Government’s decision to re-open a five-year GHC400million domestic bond has bolstered expectations that the cedi will from this week see one of its strongest runs amid rising pressure on the local currency in recent times.

This has prompted a flurry of speculations in the market with analysts predicting that the cedi will rally strongly against the major trading currencies as foreign inflows deepen on the back of the auctioning of the bond, which is available to both domestic and foreign investors.

A report by RMB Global Markets Research has forecasted that the bond, which will mature in July 2021 at a coupon rate of 24.75percent, will cushion the mounting pressure on the local currency.

“The cedi experienced some pressure last week as the flurry of dollar flows on the back of the auction and positive Consumer Price Index (CPI) numbers thinned out.

“However, we expect to see a stronger cedi this week as the re-opening of a five-year domestic bond maturing on July 20121 should attract some flows to the market,” the RMB report published every week.

The report further added that it expects the cedi to depreciate but at a slower place and that “the unit will settle at 4.05 against the dollar at the end of 2016.”

The cedi, in 2016, has offer a huge relief to investors who have been yearning for a stable currency regime.

It has been able to withstand pressures from market forces since January 2016, thanks partly to regular foreign currency supply, the presence of the International Monetary Fund (IMF), and new FX rules by the Central Bank.

However, recently the local currency has been under some pressure since the government pulled out of the sale of a record fifth Eurobond issue with the cedi rising to as high as 3.95 cedis to the dollar from 3.80 cedis, after government announced it will only “issue new notes at the optimal time and the right conditions.”

So far, the currency has lost about 3percent of its value this year, especially against the US dollar and has been hovering between GHC3.80 and GH¢3.95 since January. Previous years have seen between 15 to 40 percent currency depreciation.

Due to the new FX rules, the Bank of Ghana from this month is surrendering US$150 million in export proceeds to commercial banks just to shore up the cedi.

In earlier interviews, investment and fiscal analysts have noted that the currency in a long time, will not see substantial depreciations.

Sampson Akligoh, Managing Director of InvestCorp-an investment bank, told the B&FT he does not see a noticeable deprecation of the cedi in Q3-2016, adding, that the current trend is likely to continue.

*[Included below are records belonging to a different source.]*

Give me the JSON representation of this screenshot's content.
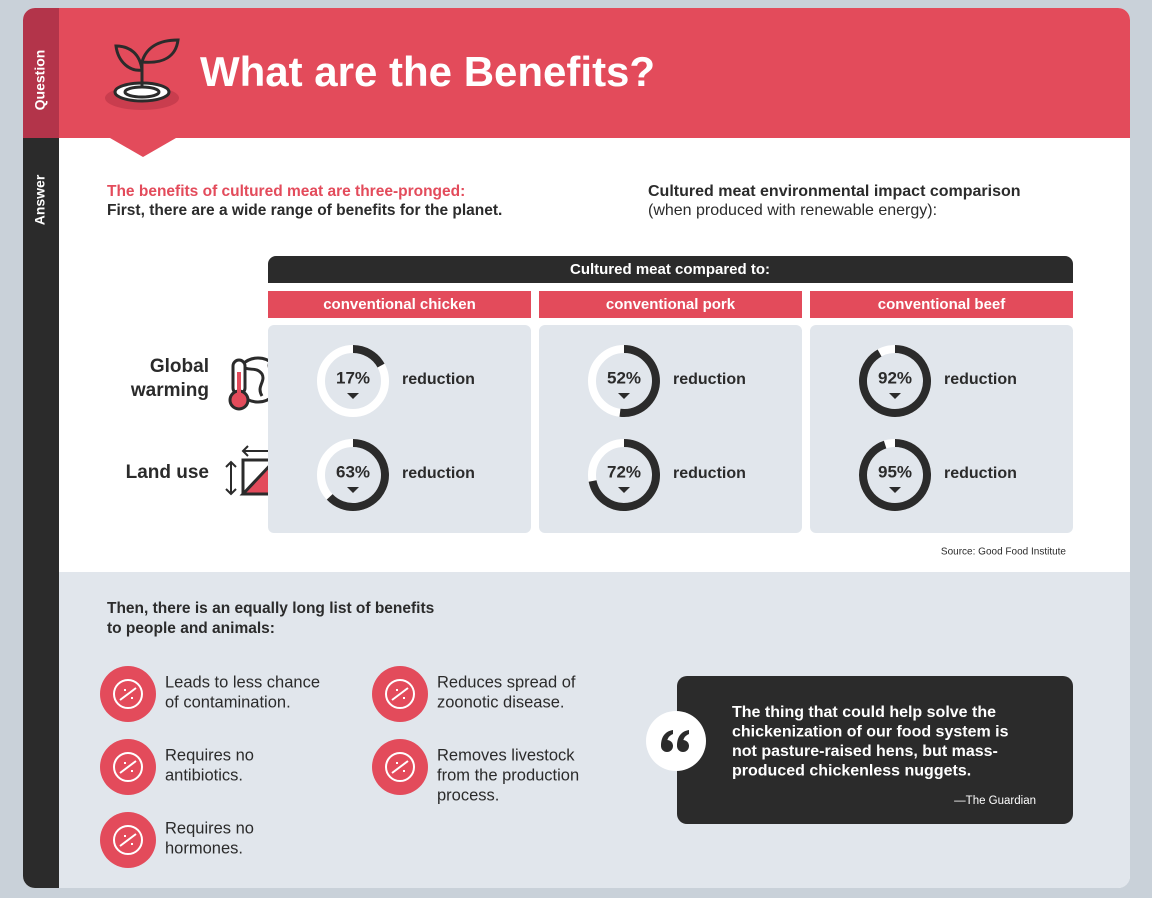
{
  "sidebar": {
    "question": "Question",
    "answer": "Answer"
  },
  "header": {
    "title": "What are the Benefits?"
  },
  "intro": {
    "highlight": "The benefits of cultured meat are three-pronged:",
    "text": "First, there are a wide range of benefits for the planet."
  },
  "comparison": {
    "title": "Cultured meat environmental impact comparison",
    "subtitle": "(when produced with renewable energy):",
    "banner": "Cultured meat compared to:",
    "columns": [
      "conventional chicken",
      "conventional pork",
      "conventional beef"
    ],
    "unit_text": "reduction",
    "rows": [
      {
        "label_lines": [
          "Global",
          "warming"
        ],
        "values": [
          17,
          52,
          92
        ],
        "value_labels": [
          "17%",
          "52%",
          "92%"
        ]
      },
      {
        "label_lines": [
          "Land use"
        ],
        "values": [
          63,
          72,
          95
        ],
        "value_labels": [
          "63%",
          "72%",
          "95%"
        ]
      }
    ],
    "source": "Source: Good Food Institute"
  },
  "people": {
    "heading_lines": [
      "Then, there is an equally long list of benefits",
      "to people and animals:"
    ],
    "items": [
      {
        "lines": [
          "Leads to less chance",
          "of contamination."
        ]
      },
      {
        "lines": [
          "Requires no",
          "antibiotics."
        ]
      },
      {
        "lines": [
          "Requires no",
          "hormones."
        ]
      },
      {
        "lines": [
          "Reduces spread of",
          "zoonotic disease."
        ]
      },
      {
        "lines": [
          "Removes livestock",
          "from the production",
          "process."
        ]
      }
    ]
  },
  "quote": {
    "lines": [
      "The thing that could help solve the",
      "chickenization of our food system is",
      "not pasture-raised hens, but mass-",
      "produced chickenless nuggets."
    ],
    "attribution": "—The Guardian"
  }
}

“Reasonably, the tight monetary policy condition is helping to contain institutional portfolio investors, and the extent to which this will continue depends on policy credibility,” he said.

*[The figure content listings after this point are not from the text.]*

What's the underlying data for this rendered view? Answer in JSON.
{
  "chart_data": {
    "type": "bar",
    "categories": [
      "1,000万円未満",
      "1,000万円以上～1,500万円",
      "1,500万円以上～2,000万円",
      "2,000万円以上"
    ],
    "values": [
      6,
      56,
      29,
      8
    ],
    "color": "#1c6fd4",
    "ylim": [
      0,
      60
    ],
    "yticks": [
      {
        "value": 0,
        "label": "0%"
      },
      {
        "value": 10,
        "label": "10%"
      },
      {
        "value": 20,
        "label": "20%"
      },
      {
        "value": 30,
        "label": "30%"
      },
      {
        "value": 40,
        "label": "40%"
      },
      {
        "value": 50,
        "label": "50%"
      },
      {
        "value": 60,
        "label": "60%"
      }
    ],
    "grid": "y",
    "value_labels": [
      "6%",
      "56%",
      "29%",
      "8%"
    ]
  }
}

Government has also announced plans to issue as much as GHC25.3billion between now and December this year and 90percent of the expected amount, according to the government, is expected to be used to rollover maturing debts.

A statement from the Bank of Ghana said, “In accordance with the Government’s Medium-Term Debt Management Strategies (MTDS), the Bank of Ghana on behalf of the Ministry of Finance, announces for the information of Primary Dealers, Banks, prospective investors in the domestic securities market and the general public, the revised Issuance Calendar for Government of Ghana Securities for August to December 2016.”

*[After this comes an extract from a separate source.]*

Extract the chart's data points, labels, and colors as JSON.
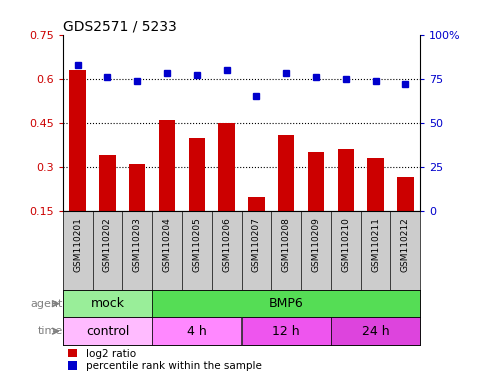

The Central Bank’s statement also stated that government would consider accepting a reasonable amount above the target to build buffers which would be used to reduce borrowing.

Per the new calendar, GHC60million will be issued every two weeks for the 1-Year Note, through the primary auction. Settlement will occur on the first and third Mondays of each month. Also, the two-year Note will be issued monthly through the primary auction with settlement occurring on the second Monday of each month.

The 3, 5 and 10-Year issues will be done through the book-building method, with settlement on the last Monday of each month. Meanwhile the statement forecasts that the GH¢1billion 5-Year Bond scheduled for next month, may be issued partly in a United States Dollar equivalent Bond, with settlement on 12th and 26th September, 2016 for the cedi and US Dollar Bond respectively.